Ironically or not, Doug Wilson has been recently promoting a “documentary” about free speech, heavily featuring interviews with himself, if the trailer is representative. Specifically, about how your right to free speech is being threatened by people who don’t like you saying things that make them feel all persecuted.

I hope Doug was looking in a mirror when he described this scenario.

Because never in my life have I seen any group of people so quick to jump on those who say the “wrong” thing as Doug’s supporters in the CREC. Or post the “wrong” article. I’ve read emails — not all of them directed at me — from any number of people stating that nobody (except Doug, obviously!) should be talking about the way the CREC handles abuse. One woman I know shared a letter written by someone who was vaguely threatening to get her fired because she’d posted Natalie’s blogs on Facebook. People who are no longer even attending Christ Church and Trinity are being called the enemy (or “Orcs”) because they’re posting Natalie’s blogs on Facebook. This isn’t the first time this has happened in the CREC — Emeth Hesed writes about how her pastor showed up at her house at 11:30 pm and stayed for three hours lecturing her because she’d written a blog post he didn’t like.

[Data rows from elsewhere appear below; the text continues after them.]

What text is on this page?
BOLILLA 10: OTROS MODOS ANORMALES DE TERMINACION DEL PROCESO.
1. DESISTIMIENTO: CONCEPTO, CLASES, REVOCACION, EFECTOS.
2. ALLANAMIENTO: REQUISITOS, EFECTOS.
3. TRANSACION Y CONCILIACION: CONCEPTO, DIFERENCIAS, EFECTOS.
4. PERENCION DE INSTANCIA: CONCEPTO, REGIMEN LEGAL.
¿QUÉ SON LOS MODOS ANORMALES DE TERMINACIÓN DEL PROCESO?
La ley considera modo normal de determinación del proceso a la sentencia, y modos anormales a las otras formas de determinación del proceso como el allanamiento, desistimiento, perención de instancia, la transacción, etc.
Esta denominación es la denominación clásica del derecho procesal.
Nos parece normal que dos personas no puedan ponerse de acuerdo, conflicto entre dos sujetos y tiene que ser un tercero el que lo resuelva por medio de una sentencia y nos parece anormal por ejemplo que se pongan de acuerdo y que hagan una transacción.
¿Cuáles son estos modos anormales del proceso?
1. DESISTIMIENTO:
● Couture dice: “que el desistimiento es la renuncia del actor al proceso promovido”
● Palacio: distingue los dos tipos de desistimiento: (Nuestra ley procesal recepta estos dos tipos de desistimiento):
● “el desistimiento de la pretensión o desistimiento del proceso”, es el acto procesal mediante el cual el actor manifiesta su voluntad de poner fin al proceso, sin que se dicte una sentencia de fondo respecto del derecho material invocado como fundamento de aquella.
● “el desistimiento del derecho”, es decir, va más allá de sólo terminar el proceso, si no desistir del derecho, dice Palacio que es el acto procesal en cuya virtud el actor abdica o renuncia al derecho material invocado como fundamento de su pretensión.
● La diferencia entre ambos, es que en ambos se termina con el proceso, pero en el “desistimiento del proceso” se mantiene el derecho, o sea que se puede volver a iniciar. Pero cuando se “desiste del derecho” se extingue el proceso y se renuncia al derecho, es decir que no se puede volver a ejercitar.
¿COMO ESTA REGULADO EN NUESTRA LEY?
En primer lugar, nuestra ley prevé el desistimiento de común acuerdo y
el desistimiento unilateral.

If you attend Christ Church or Trinity, and you don’t believe me, try it. Try supportively re-posting Natalie’s most recent post and see what happens. See how fast your pastors/elders/deacons (or their wives) come out of the woodwork and strongly recommend that you take down the post and/or issue a public apology, on (insinuated, probably never explicitly stated) pain of losing your “member in good standing” status.

Now, let’s take a step back — I get the rationale behind not posting things publicly. Within church government, the theory goes, you’re supposed to take your concerns to the person in question first. If he doesn’t listen, you take another person to confront him. If that doesn’t work, you bring it up before the assembly. That way, it doesn’t get all messy and public.

The problem with this line of thinking: we’ve gone through all these stages and then some. Many, many people tried speaking with the pastors and elders about the way abuse was handled in the church before they realized that wasn’t going anywhere. Then they tried speaking more broadly within the church, tried speaking before the assembly. But that doesn’t exactly work if you’re being forced out of the assembly and labeled a malcontent, a troublemaker, for speaking up.

How in the world do you pull a “go to your brother and confront him” when your mouth is taped shut? When you’re told “you don’t know the whole story” and sent on your way?

Also: why would anyone be required to keep controversy out of the public eye when Doug Wilson’s whole persona is built around flinging controversy into the public eye? Including in this specific case?

Natalie’s latest post, by the way, is not about spreading gossip. On the contrary. It’s about correcting false gossip — the false gossip Doug Wilson spread when he told a packed-out meeting that Gary Greenfield, Natalie’s father, was abusive to his family to the point that it prevented the church from doing more to help Natalie (that’s Doug’s logic and he’s sticking to it — never mind that if in actuality, Natalie was straight-up surrounded by abusive people, all the more reason for the church to get involved and provide her with support). Nancy Wilson (Doug’s wife) had already stated this publicly on her blog back on October 20, informing commenters that part of the story Natalie wasn’t telling had to do with why Gary had been “suspended from the Supper.” Shortly thereafter, after a multitude of deleted comments made by people trying to set the record straight, she expounds on this by stating “we have gone through our minutes and records and this is what happened: Gary was suspended from the Supper (one step before excommunication) for his abusive mistreatment of his family.” Then she closed the comments.

Who is accusing Gary Greenfield of being abusive? Doug specifically stated that “the way Gary treated his family was every bit as bad as the way Jamin treated [his ex-wife].” This is just plain absurd. Gary’s entire family — you know, the family Doug claimed was being so terribly abused — has gone on record defending him and stating this is major hyperbole, to put it mildly. And you know, I can easily imagine that during the scenario ten years ago, in the middle of a divorce and a family finding out that their daughter had been abused under their roof, things got a little heated. I have no doubt Gary yelled and acted out of character. He’s admitted as much. But that’s pretty normal behavior when human relationships get that messy. And the fact that Doug would cling to this in the face of Gary’s family correcting the record is strange, to put it mildly. The fact that Doug would use this to downplay Jamin Wight’s “sexual behavior” (Doug’s words) with Natalie is even more strange.

Doug Wilson may be a good counselor in some scenarios. I’m sure he is, in fact — I believe the people who tell me he’s helped them. But I also know that he is not remotely qualified to pass judgement on the legal ins and outs of abusive situations. He makes it more obvious every day. He also has proven that at least in these cases, he does not understand human behavior, human emotion or the way humans heal from abuse. And that is particularly risky in a congregation that implicitly forbids widespread discussion about how abuse needs to be handled.